47. Process according to claim 46 in which the treatment is carried out at a temperature from 20.degree. C to the boiling point of the mixture at atmospheric pressure.

48. In a process for the catalytic epoxidation of an olefinic compound in the liquid phase with an organic hydroperoxide in the liquid phase in the presence of a metal catalyst, and which may include a solvent selected from saturated liquid hydrocarbons corresponding to the olefinic compound, liquid hydrocarbons corresponding to the hydroperoxide used, and substituted and unsubstituted liquid aromatic hydrocarbons, wherein the improvement comprises selecting said metal catalyst from organotin compounds of the formula:

RR'SnCl.sub.2 (I)

in which:

R is a wholly aliphatic or cycloaliphatic or aromatic, or mixed aliphatic/aromatic, aliphatic/cycloaliphatic or cycloaliphatic/aromatic, linear or branched, saturated or unsaturated monovalent hydrocarbon radical containing at most 20 carbon atoms, and

R" is selected from the group consisting of chlorine and monovalent organic radicals of the formula:

R" -- Y (II)

in which:

Y represents an oxygen atom, or a (--O--O--) group, or a carbonyloxy group (--CO--O--), the radical R" being attached to the carbon atom of (--CO--O--), and

R" is as defined under R and may be identical or different to R.

49. A process according to claim 2 in which the tin catalyst is RSnCl.sub.3.

50. A process for the catalytic epoxidation of an olefinic compound in the liquid phase which comprises treating the compound with an organic hydroperoxide in a liquid solvent selected from saturated liquid hydrocarbons corresponding to the hydroperoxide used, and substituted and unsubstituted liquid aromatic hydrocarbons, in the presence of a tin catalyst of the formula:

RR'SnCl.sub.2 (I)

in which:

R is wholly aliphatic or cycloaliphatic or aromatic, or mixed aliphatic/aromatic, aliphatic/cycloaliphatic or cycloaliphatic/aromatic, linear or branched, saturated or unsaturated monovalent hydrocarbon radical containing at most 20 carbon atoms, and

R' is selected from the group consisting of chlorine and monovalant organic radicals of the formula:

R" -- Y (II)

in which:

Y represents an oxygen atom, or a (--O--O--) group, or a carbonyloxy group (--CO--O--), the radical R" being attached to the carbon atom of (--CO--O--),

R" is as defined under R and may be identical or different to R.
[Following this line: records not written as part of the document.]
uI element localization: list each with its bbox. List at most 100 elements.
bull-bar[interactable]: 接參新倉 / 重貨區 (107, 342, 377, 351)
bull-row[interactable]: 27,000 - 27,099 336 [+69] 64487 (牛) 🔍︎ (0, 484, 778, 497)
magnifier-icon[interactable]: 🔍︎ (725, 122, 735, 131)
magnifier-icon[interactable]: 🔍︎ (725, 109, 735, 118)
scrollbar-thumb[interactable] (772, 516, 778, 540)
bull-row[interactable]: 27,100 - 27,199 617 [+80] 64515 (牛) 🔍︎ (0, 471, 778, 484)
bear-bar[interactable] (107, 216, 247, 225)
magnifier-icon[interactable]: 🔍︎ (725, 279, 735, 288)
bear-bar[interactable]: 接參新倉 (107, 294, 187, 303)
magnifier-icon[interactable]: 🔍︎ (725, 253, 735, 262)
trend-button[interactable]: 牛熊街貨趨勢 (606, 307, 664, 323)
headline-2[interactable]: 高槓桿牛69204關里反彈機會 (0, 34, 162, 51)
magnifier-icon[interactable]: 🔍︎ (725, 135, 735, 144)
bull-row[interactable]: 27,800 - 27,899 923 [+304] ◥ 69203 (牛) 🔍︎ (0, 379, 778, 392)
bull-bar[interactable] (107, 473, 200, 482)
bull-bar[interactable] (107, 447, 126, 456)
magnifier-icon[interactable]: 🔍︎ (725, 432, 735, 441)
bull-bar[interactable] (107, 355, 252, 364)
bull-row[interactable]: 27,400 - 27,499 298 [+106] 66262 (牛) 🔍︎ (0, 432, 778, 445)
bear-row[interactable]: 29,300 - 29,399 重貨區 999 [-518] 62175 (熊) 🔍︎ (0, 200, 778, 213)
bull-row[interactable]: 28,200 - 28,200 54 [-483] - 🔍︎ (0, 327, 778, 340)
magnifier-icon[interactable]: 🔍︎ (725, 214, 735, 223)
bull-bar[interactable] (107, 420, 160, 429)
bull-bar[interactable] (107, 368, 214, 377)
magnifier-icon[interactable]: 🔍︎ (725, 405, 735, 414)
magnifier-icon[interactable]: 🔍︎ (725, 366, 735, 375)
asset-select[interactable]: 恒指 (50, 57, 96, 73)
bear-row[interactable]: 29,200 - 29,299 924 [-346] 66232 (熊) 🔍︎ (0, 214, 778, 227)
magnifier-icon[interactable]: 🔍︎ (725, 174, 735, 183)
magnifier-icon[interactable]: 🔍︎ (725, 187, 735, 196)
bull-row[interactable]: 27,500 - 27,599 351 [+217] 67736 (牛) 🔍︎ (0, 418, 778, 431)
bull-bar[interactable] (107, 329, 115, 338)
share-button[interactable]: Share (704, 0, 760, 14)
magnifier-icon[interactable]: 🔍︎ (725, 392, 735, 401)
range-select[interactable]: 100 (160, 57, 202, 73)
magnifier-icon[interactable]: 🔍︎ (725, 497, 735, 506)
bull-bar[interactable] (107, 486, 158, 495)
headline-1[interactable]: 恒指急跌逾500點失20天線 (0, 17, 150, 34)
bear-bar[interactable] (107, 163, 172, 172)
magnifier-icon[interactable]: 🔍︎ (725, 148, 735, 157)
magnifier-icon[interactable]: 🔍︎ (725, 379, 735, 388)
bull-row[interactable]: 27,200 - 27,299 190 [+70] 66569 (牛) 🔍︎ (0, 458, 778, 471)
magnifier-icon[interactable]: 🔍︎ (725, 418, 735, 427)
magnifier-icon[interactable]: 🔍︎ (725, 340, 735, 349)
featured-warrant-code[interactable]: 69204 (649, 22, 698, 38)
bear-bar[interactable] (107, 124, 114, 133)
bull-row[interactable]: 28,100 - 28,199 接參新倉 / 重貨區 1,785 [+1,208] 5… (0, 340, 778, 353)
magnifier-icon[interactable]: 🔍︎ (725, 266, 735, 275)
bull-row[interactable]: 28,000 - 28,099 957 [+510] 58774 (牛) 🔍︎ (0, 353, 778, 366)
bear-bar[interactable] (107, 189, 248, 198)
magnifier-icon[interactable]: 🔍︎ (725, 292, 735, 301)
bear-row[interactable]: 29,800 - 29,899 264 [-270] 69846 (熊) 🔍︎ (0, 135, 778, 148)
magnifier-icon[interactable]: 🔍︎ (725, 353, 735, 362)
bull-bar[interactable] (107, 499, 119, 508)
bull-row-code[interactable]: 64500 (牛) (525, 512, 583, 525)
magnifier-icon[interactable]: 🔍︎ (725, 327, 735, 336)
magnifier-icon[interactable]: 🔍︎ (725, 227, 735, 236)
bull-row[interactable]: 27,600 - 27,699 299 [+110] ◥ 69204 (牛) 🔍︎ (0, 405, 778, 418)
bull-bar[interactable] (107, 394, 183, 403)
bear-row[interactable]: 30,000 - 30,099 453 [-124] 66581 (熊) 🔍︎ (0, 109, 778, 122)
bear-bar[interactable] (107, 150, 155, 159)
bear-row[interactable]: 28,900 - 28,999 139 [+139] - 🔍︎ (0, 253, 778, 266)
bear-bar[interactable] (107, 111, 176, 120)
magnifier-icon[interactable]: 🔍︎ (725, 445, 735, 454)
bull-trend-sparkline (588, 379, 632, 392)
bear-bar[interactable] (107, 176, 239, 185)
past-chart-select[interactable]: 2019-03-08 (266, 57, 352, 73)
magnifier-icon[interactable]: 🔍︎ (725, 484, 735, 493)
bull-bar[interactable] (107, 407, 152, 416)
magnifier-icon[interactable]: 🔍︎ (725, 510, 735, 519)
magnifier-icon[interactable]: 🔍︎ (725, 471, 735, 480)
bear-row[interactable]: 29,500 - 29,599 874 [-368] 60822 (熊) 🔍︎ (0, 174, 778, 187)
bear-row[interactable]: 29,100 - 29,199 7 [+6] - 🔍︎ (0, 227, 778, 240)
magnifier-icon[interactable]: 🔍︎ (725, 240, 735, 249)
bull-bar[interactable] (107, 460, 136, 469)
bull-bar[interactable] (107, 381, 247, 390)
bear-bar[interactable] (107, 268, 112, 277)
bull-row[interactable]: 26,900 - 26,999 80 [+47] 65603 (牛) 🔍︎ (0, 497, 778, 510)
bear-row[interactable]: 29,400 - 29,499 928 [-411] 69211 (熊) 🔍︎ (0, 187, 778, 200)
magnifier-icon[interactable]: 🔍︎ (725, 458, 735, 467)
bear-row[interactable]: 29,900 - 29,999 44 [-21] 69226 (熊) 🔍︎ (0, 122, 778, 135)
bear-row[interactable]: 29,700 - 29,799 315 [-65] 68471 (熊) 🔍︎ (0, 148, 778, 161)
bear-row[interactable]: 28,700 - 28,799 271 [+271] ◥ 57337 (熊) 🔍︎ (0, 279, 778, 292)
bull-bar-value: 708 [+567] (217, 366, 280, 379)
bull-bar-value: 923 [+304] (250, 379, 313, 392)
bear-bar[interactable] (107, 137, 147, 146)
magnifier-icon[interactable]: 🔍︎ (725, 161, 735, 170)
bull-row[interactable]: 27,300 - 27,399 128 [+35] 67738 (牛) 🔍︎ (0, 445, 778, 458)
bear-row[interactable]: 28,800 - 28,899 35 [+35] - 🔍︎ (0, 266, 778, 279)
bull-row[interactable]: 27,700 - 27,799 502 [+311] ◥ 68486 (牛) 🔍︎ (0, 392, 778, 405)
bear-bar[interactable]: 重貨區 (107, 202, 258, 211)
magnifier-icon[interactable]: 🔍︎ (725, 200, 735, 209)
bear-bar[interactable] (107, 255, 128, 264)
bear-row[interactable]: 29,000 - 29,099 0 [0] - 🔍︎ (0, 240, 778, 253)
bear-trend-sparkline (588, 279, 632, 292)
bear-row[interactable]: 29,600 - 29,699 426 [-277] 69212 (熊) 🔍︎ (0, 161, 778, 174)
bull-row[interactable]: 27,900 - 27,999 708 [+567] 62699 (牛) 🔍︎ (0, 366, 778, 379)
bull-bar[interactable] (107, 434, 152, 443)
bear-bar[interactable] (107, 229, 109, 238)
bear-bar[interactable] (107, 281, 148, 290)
51. Process according to claim 13 in which R" is a methyl radical.

52. Process according to claim 8 in which the tin catalyst has the formula:

R(R"O)SnCl.sub.2

in which R and R" are alkyl radicals each containing from 1 to 12 carbon atoms.

53. Process according to claim 13 in which the tin catalyst has the formula:

R(R"--COO)SnCl.sub.2 in which R and R" are alkyl radicals each containing from 1 to 12 carbon atoms.